Он так и не подошел ко мне, чтобы взять бечевку, но позволил подойти к себе и даже взять себя за ухо. Ухо действительно было холодное. Я легонько потрепал его и, подтолкнув мальчишку к столу, сказал:
— Сиди сколько хочешь. Я вернусь не скоро.
— Я тут посплю, — сказал Лэн.
Глава третья
Отель «Олимпик» был пятнадцатиэтажный, красный с черным. Половина площади перед ним была заставлена автомобилями, в центре площади в маленьком цветнике возвышался монумент, изображающий человека с гордо поднятой головой. Огибая монумент, я вдруг обнаружил, что человек этот мне знаком. Я в замешательстве остановился и пригляделся. Несомненно, в смешном старомодном костюме, опираясь рукой на непонятный аппарат, который я принял было за продолжение абстрактного постамента, устремив презрительно сощуренные глаза в бесконечность, на площади перед отелем «Олимпик» стоял Владимир Сергеевич Юрковский. На постаменте золочеными буквами была вырезана надпись: «Владимир Юрковский, 5 декабря, год Весов».
Я не поверил, потому что это было совершенно невозможно. Юрковским не ставят памятников.
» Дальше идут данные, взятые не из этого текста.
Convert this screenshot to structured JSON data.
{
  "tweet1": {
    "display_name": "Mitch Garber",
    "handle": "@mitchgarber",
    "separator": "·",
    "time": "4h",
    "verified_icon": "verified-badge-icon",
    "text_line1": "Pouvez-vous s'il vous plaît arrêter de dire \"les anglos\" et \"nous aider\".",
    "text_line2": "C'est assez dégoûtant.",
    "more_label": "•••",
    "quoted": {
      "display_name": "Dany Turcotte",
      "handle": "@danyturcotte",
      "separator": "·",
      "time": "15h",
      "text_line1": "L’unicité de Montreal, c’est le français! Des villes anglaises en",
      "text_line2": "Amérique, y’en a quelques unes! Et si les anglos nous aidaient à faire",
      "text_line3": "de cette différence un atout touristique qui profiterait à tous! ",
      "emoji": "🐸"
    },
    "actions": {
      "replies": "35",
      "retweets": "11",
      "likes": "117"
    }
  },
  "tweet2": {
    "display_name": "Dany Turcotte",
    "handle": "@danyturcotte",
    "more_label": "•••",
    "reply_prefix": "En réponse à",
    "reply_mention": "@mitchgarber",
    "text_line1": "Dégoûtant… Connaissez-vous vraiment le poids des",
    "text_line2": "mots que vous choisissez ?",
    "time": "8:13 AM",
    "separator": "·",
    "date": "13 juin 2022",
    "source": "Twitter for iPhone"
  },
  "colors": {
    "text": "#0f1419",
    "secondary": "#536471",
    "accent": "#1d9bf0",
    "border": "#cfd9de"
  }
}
Пока они живы, их назначают на более или менее ответственные посты, их чествуют на юбилеях, их выбирают членами академий. Их награждают орденами и удостаивают международных премий. А когда они умирают — или погибают, — о них пишут книги, их цитируют, ссылаются на их работы, но чем дальше, тем реже, а потом наконец забывают о них. Они уходят из памяти и остаются только в книгах. Владимир Сергеевич был генералом науки и замечательным человеком. Но невозможно поставить памятники всем генералам и всем замечательным людям, тем более в странах, к которым они никогда не имели прямого отношения, и в городах, где они если и бывали, то разве что проездом… А в этом их году Весов Юрковский не был даже генералом. В марте он вместе с Дауге заканчивал исследования Аморфного Пятна на Уране, и один бомбозонд взорвался у нас в рабочем отсеке, попало всем, и, когда в сентябре мы вернулись на Планету, Юрковский был весь в сиреневых лишаях, злой и говорил, что вот вволю поплавает и позагорает и засядет за проект нового бомбозонда, потому что старый — дерьмо… Я оглянулся на отель. Мне оставалось только сделать вывод, что жизнь города находится в таинственной и весьма мощной зависимости от Аморфного Пятна на Уране. Или находилась когда-то… Юрковский высокомерно улыбался. Вообще скульптура была хорошая, но я не понимал, на что Юрковский опирается. На бомбозонд этот аппарат похож не был…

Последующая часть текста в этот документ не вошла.